Retail inflation measured by the consumer price index (CPI) moderated for the third month in succession in February 2014, driven lower by the sharp disinflation in food prices, although prices of fruits, milk and products have started to firm up. Excluding food and fuel, however, retail inflation remained sticky at around 8%. This suggests that some demand pressures are still at play, the RBI said. Since December 2013, the sharper than expected disinflation in vegetable prices has enabled a sizable fall in headline inflation. Looking ahead, vegetable prices have entered their seasonal trough and further softening is unlikely, the RBI said.

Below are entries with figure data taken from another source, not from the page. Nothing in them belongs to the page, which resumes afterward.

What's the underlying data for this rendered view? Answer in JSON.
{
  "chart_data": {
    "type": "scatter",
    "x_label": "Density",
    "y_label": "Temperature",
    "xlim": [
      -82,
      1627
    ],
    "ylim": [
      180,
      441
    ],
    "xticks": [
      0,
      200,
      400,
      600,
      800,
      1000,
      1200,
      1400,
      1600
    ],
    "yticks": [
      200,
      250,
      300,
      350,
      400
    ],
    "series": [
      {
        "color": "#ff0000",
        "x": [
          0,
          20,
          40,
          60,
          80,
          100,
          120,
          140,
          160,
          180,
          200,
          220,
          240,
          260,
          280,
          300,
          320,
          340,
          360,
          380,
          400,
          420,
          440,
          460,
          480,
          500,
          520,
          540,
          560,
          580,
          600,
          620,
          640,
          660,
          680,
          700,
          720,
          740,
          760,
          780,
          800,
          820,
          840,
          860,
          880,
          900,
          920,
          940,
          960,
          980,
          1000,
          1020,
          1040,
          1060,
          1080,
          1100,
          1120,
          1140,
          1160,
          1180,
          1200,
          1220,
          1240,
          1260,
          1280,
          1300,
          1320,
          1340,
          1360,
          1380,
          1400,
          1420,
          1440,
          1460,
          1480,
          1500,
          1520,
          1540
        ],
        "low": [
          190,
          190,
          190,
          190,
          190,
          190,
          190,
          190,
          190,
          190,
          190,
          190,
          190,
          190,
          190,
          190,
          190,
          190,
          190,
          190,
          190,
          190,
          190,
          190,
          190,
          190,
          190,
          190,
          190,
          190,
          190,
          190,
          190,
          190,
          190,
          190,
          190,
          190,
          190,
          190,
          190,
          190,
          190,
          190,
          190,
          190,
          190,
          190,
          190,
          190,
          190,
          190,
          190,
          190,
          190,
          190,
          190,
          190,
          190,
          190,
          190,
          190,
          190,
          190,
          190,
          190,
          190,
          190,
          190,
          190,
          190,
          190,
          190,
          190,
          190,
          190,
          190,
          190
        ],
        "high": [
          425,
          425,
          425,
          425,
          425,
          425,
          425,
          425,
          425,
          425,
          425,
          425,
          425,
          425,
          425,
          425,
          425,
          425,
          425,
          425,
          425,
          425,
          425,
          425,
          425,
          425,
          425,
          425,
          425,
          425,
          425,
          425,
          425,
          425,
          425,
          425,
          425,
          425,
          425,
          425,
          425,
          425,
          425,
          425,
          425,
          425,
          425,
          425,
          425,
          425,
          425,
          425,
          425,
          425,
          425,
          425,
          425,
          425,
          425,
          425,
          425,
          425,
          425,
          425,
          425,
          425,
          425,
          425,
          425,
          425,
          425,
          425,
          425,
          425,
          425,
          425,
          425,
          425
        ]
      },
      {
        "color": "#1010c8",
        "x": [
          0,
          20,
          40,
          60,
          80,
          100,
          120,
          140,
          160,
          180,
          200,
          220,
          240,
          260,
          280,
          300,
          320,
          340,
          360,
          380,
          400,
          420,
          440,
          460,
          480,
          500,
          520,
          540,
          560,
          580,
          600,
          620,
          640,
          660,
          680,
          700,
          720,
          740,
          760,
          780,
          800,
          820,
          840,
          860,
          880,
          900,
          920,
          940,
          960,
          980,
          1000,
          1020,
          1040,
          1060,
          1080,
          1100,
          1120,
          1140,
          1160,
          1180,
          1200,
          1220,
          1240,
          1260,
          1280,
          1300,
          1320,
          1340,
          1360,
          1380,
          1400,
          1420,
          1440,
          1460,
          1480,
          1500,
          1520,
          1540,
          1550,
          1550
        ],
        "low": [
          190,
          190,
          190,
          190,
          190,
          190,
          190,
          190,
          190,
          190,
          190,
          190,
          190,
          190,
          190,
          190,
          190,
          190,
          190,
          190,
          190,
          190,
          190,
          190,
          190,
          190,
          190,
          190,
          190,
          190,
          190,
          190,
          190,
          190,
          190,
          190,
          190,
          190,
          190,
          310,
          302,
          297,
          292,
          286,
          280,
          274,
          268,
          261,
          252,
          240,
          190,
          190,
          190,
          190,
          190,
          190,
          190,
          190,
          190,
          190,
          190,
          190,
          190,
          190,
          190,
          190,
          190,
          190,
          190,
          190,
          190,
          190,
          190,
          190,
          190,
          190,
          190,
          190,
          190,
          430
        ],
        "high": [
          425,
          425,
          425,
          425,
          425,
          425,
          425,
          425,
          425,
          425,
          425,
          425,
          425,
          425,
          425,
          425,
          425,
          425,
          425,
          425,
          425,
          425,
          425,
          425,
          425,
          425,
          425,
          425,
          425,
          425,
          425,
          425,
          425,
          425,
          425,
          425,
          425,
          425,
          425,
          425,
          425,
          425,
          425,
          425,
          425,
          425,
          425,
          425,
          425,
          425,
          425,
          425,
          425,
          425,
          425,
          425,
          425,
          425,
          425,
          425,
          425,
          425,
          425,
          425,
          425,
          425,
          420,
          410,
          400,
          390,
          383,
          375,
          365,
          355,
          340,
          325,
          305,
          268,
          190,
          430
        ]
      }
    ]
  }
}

Indian manufacturing activity grew at a slower pace in March as weaker domestic demand dragged on output growth, a business survey showed on Tuesday. The HSBC Manufacturing Purchasing Managers' Index (PMI), which gauges business activity in Indian factories but not its utilities, fell to 51.3 in March after surging to a one-year high of 52.5 in February.


The Bharatiya Janata Party (BJP) on Monday said that if it wins national elections set to begin next week, its first priority would be to revive investment in the country's slowing economy. The BJP's prime ministerial candidate, Narendra Modi, has campaigned on pledges to spur development, create jobs and boost manufacturing.


In overseas markets, US indices closed Monday in positive.


Except for KLSE Composite (down 0.08%), Nikkei 225 (down 0.24%) and NZSE 50 (down 0.34%) all the other Asian indices closed in the positive. Jakarta Composite (2.22%) was the top gainer.


China's official Purchasing Managers' Index (PMI) increased to 50.3 in March from February's 50.2. A separate PMI HSBC Holdings Plc and Markit Economics pointed to weakness in the world's second-biggest economy. Chinese Purchasing Managers' Index fell to 48 in March, the lowest reading since July, from 48.5, HSBC Holdings Plc and Markit Economics said on Tuesday.


European indices were trading in the positive. US Futures were trading marginally higher.